The studio’s name refers to the informal mixture of its principals’ talents. Kaeppner, who first met Mathias when she was on an exchange program at his school in Germany, sometimes collaborates with Cross on graphics projects and contributes ideas for product designs. “With a wok,” Mathias says, “You put in all these ingredients. You have lots of flavor and possibility—more than with any one discipline.” The stir-fry also accommodates competing tastes. Cross insists he is “absolutely opposed to nostalgia,” whereas Mathias locates nostalgia at the root of their work. She dislikes “sentimentality,” and he wants to suffuse design with “personal experience.” After the steam clears, one suspects they are saying exactly the same thing: They want to get a charge out of people.
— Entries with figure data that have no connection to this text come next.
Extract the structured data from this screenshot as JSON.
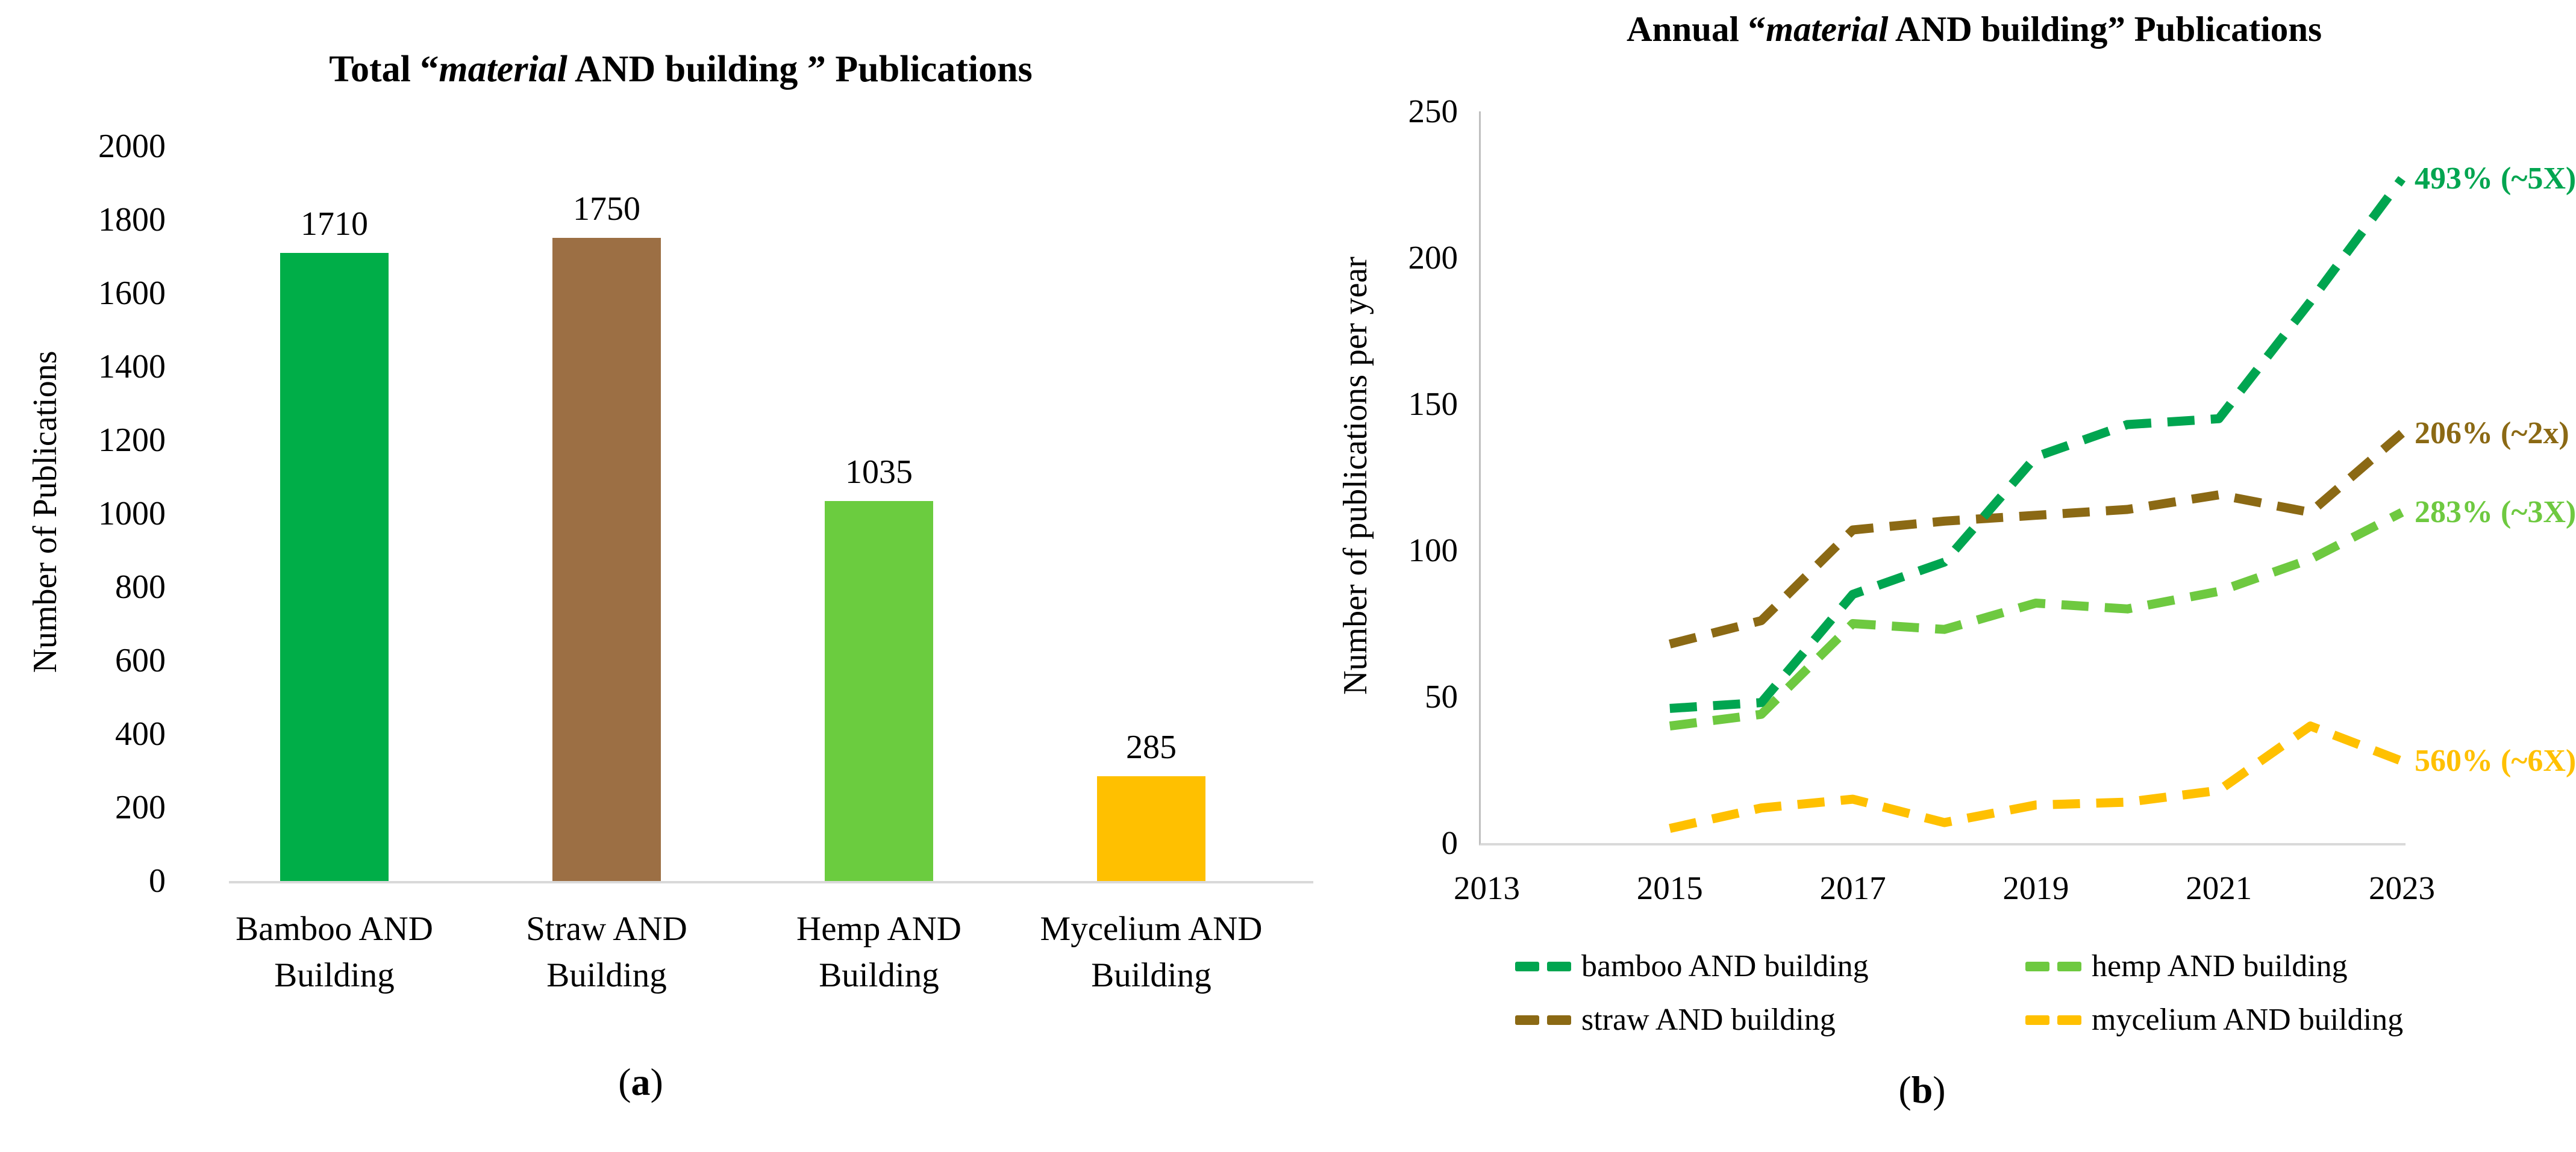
{
  "figure": {
    "panel_a": {
      "title": {
        "pre": "Total “",
        "italic": "material",
        "post": " AND building ” Publications"
      },
      "y_axis_label": "Number of Publications",
      "y_ticks": [
        "2000",
        "1800",
        "1600",
        "1400",
        "1200",
        "1000",
        "800",
        "600",
        "400",
        "200",
        "0"
      ],
      "caption": {
        "open": "(",
        "letter": "a",
        "close": ")"
      }
    },
    "panel_b": {
      "title": {
        "pre": "Annual “",
        "italic": "material",
        "post": " AND building” Publications"
      },
      "y_axis_label": "Number of publications per year",
      "y_ticks": [
        "250",
        "200",
        "150",
        "100",
        "50",
        "0"
      ],
      "x_ticks": [
        "2013",
        "2015",
        "2017",
        "2019",
        "2021",
        "2023"
      ],
      "legend": [
        {
          "label": "bamboo AND building",
          "color": "#00A550"
        },
        {
          "label": "hemp AND building",
          "color": "#6EC940"
        },
        {
          "label": "straw AND building",
          "color": "#8B6914"
        },
        {
          "label": "mycelium AND building",
          "color": "#FFC000"
        }
      ],
      "caption": {
        "open": "(",
        "letter": "b",
        "close": ")"
      }
    },
    "colors": {
      "axis_line": "#BFBFBF",
      "baseline": "#D9D9D9",
      "text": "#000000"
    }
  },
  "chart_data": [
    {
      "type": "bar",
      "title": "Total “material AND building ” Publications",
      "categories": [
        "Bamboo AND Building",
        "Straw AND Building",
        "Hemp AND Building",
        "Mycelium AND Building"
      ],
      "values": [
        1710,
        1750,
        1035,
        285
      ],
      "bar_colors": [
        "#00AE48",
        "#9C6F44",
        "#6BCC3F",
        "#FFC000"
      ],
      "xlabel": "",
      "ylabel": "Number of Publications",
      "ylim": [
        0,
        2000
      ],
      "ytick_step": 200,
      "grid": false,
      "data_labels": true
    },
    {
      "type": "line",
      "title": "Annual “material AND building” Publications",
      "xlabel": "",
      "ylabel": "Number of publications per year",
      "ylim": [
        0,
        250
      ],
      "xlim": [
        2013,
        2023
      ],
      "x_ticks": [
        "2013",
        "2015",
        "2017",
        "2019",
        "2021",
        "2023"
      ],
      "x": [
        2015,
        2016,
        2017,
        2018,
        2019,
        2020,
        2021,
        2022,
        2023
      ],
      "line_style": "dashed",
      "grid": false,
      "legend_position": "bottom",
      "series": [
        {
          "name": "straw AND building",
          "color": "#8B6914",
          "values": [
            68,
            76,
            107,
            110,
            112,
            114,
            119,
            113,
            140
          ]
        },
        {
          "name": "hemp AND building",
          "color": "#6EC940",
          "values": [
            40,
            44,
            75,
            73,
            82,
            80,
            86,
            97,
            113
          ]
        },
        {
          "name": "mycelium AND building",
          "color": "#FFC000",
          "values": [
            5,
            12,
            15,
            7,
            13,
            14,
            18,
            40,
            28
          ]
        },
        {
          "name": "bamboo AND building",
          "color": "#00A550",
          "values": [
            46,
            48,
            85,
            96,
            132,
            143,
            145,
            185,
            227
          ]
        }
      ],
      "annotations": [
        {
          "text": "493% (~5X)",
          "series": "bamboo AND building",
          "color": "#00A550",
          "at_value": 227
        },
        {
          "text": "206% (~2x)",
          "series": "straw AND building",
          "color": "#8B6914",
          "at_value": 140
        },
        {
          "text": "283% (~3X)",
          "series": "hemp AND building",
          "color": "#6EC940",
          "at_value": 113
        },
        {
          "text": "560% (~6X)",
          "series": "mycelium AND building",
          "color": "#FFC000",
          "at_value": 28
        }
      ]
    }
  ]
}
How they’ve succeeded. Since graduating, Wok’s work has been shown twice in the Design Museum and appeared in two British Council exhibits–a third is scheduled in September for the ExperimentaDesign biennial in Lisbon. Droog is producing Blow, and the British company Good Acres is making Sprinkle. Ron Arad, chair of RCA’s design products department, has asked Cross and Mathias to participate in a forthcoming gallery show in Munster, Germany, that features the work of his best former students. And yet the trio remains studioless. They work in their flats since they can’t afford a joint space, and they prowl through London’s flea markets looking for raw materials.
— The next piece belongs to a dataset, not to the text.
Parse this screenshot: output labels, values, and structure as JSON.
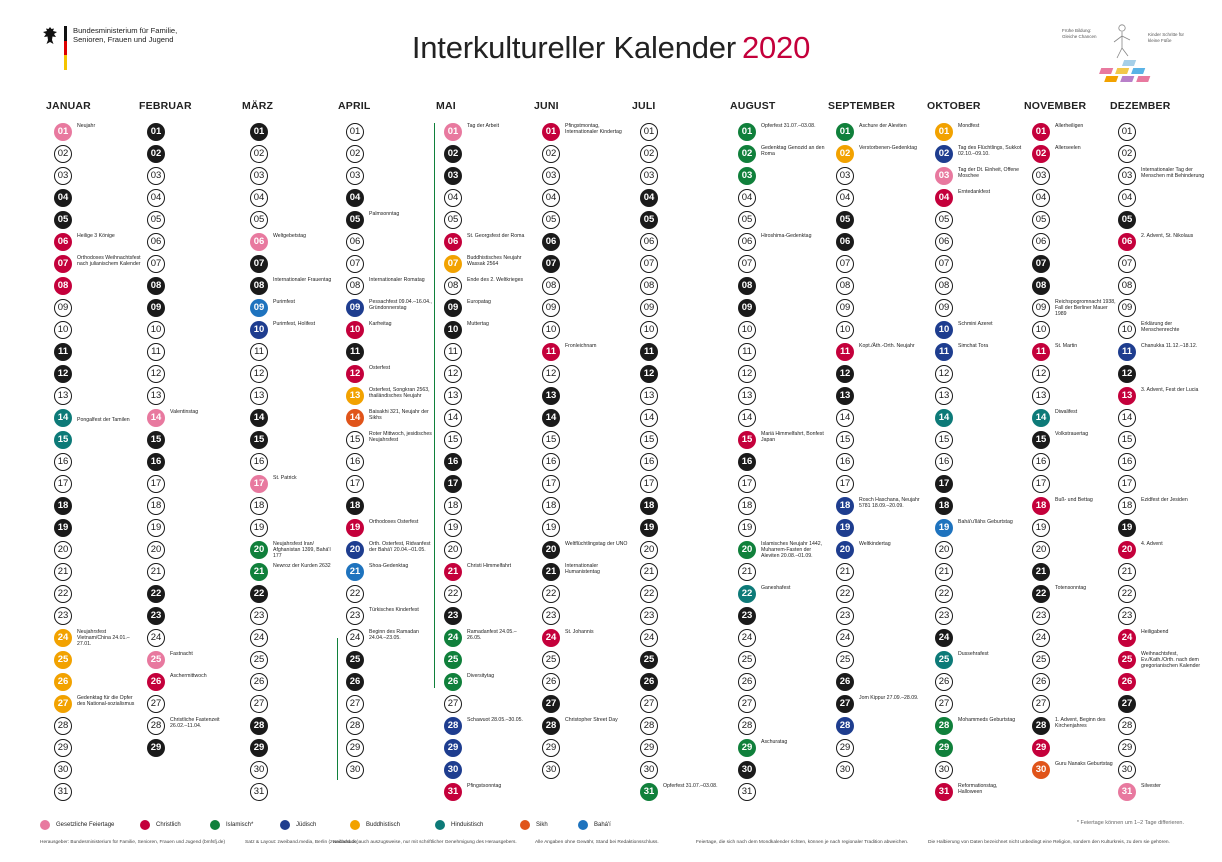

Their most recent project, a series of bookshelves for Experimenta, is inspired by tree branches they picked up during last fall’s monsoon season while conducting design workshops in Sri Lanka sponsored by the British Council. They were struck by the sight of limbs tearing through houses or seeming to grow out of water. Named Lunuganga after the village, the shelves have a poetic form indebted to another RCA teacher, Tord Boontje, whose work teems with floral and animal motifs. But Wok pushes the organic theme into its own provocative territory. The shelves are being hand-cast in metal at great expense, and Mathias laughs as she imagines them in lavish homes, with their illusion of piercing and breaking down walls.

In another project merging nature and domestic culture, they recently designed a toilet for Ideal Standard, the European branch of American Standard. At a client meeting, the designers spotted a tiny model of a toilet with visible pipe work and imagined what would happen if the pipes were tied into a knot. A prototype followed with a knot shape bulging in the ceramic base. “That way it’s shocking,” Mathias says. She wants people to wonder what happens to the waste. “Does it go all the way around in the knot?”
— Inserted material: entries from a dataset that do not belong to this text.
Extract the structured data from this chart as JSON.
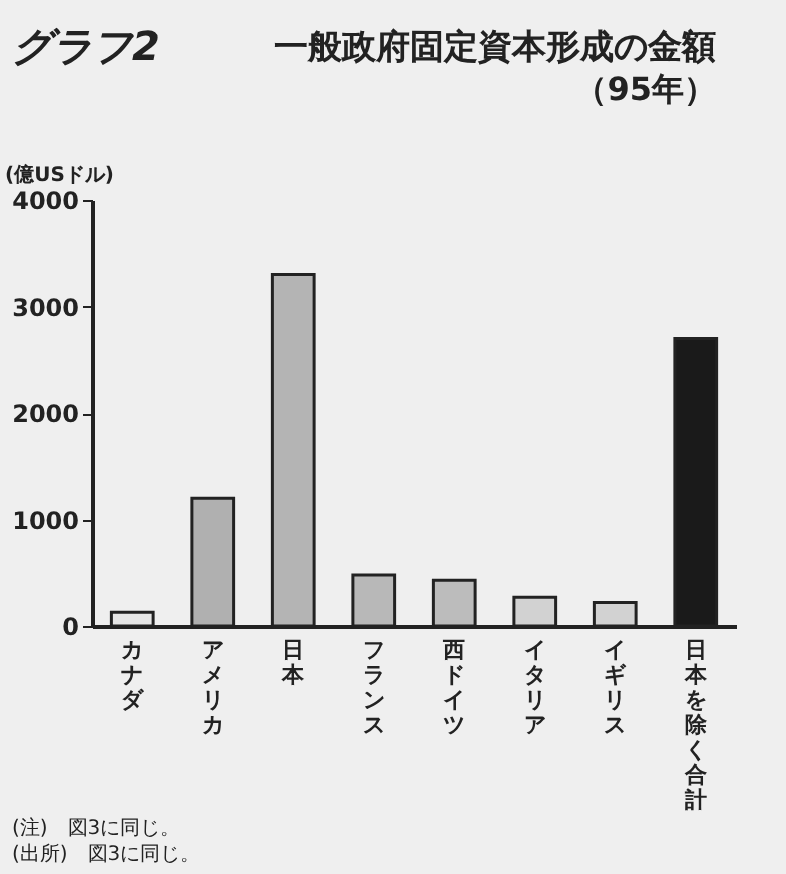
{
  "chart_data": {
    "type": "bar",
    "title": "一般政府固定資本形成の金額",
    "subtitle": "（95年）",
    "ylabel": "(億USドル)",
    "categories": [
      "カナダ",
      "アメリカ",
      "日本",
      "フランス",
      "西ドイツ",
      "イタリア",
      "イギリス",
      "日本を除く合計"
    ],
    "values": [
      130,
      1200,
      3300,
      480,
      430,
      270,
      220,
      2700
    ],
    "colors": [
      "#e6e6e6",
      "#b0b0b0",
      "#b4b4b4",
      "#b8b8b8",
      "#bcbcbc",
      "#d2d2d2",
      "#d2d2d2",
      "#1a1a1a"
    ],
    "ylim": [
      0,
      4000
    ],
    "yticks": [
      0,
      1000,
      2000,
      3000,
      4000
    ],
    "grid": false,
    "legend": false,
    "annotations": [
      "グラフ2",
      "(注)　図3に同じ。",
      "(出所)　図3に同じ。"
    ]
  }
}
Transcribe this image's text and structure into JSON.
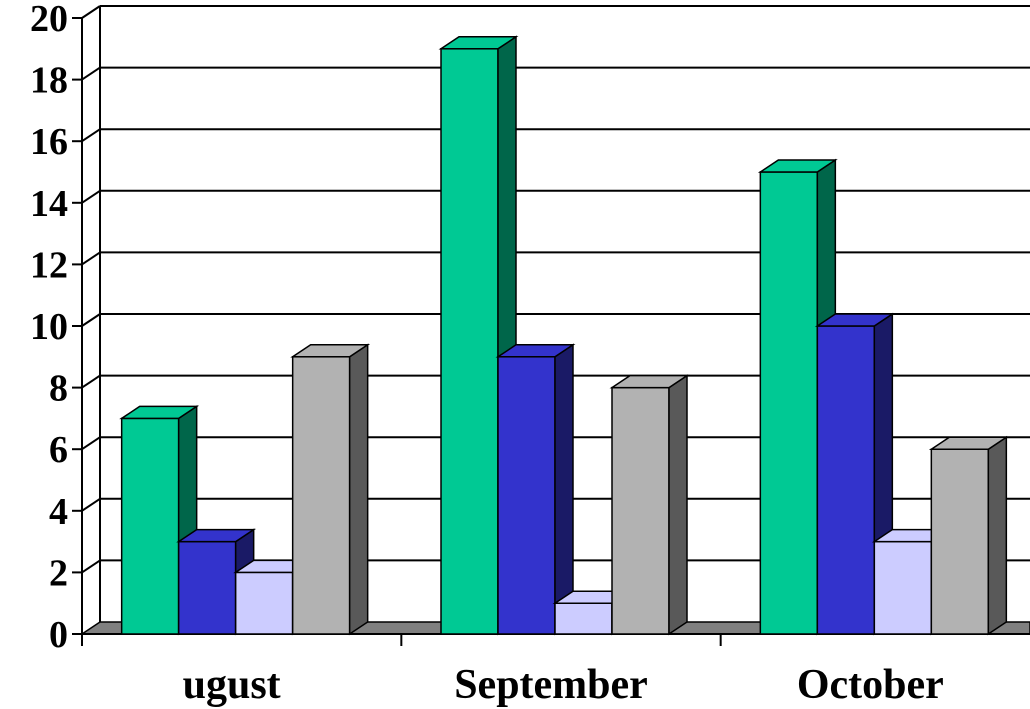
{
  "chart_data": {
    "type": "bar",
    "style": "3d-clustered",
    "categories": [
      "ugust",
      "September",
      "October"
    ],
    "series": [
      {
        "values": [
          7,
          19,
          15
        ],
        "color": "#00C994",
        "side_color": "#00664A"
      },
      {
        "values": [
          3,
          9,
          10
        ],
        "color": "#3333CC",
        "side_color": "#1A1A66"
      },
      {
        "values": [
          2,
          1,
          3
        ],
        "color": "#CCCCFF",
        "side_color": "#9999CC"
      },
      {
        "values": [
          9,
          8,
          6
        ],
        "color": "#B2B2B2",
        "side_color": "#595959"
      }
    ],
    "ylim": [
      0,
      20
    ],
    "yticks": [
      "0",
      "2",
      "4",
      "6",
      "8",
      "10",
      "12",
      "14",
      "16",
      "18",
      "20"
    ],
    "grid": true,
    "legend": "none",
    "xlabel": "",
    "ylabel": "",
    "title": "",
    "floor_color": "#808080"
  }
}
Children might ask such a question before moving on from anal preoccupations to, say, pyromania, and Wok Media would be marching right along with them. The partners’ current obsession is fire–they’re thinking of new ways to design chimneys–and just as they revel in the paradoxes of nonthreatening risks and sloppy hygiene, they are investigating the contradictory nature of combustion. Says Mathias: “Kids just like to burn everything, and adults see fires in their homes as comforting and warm.” Well, at least the bugs are safe. For now.


Jennifer Kabat is a writer based in London, England, and upstate New York.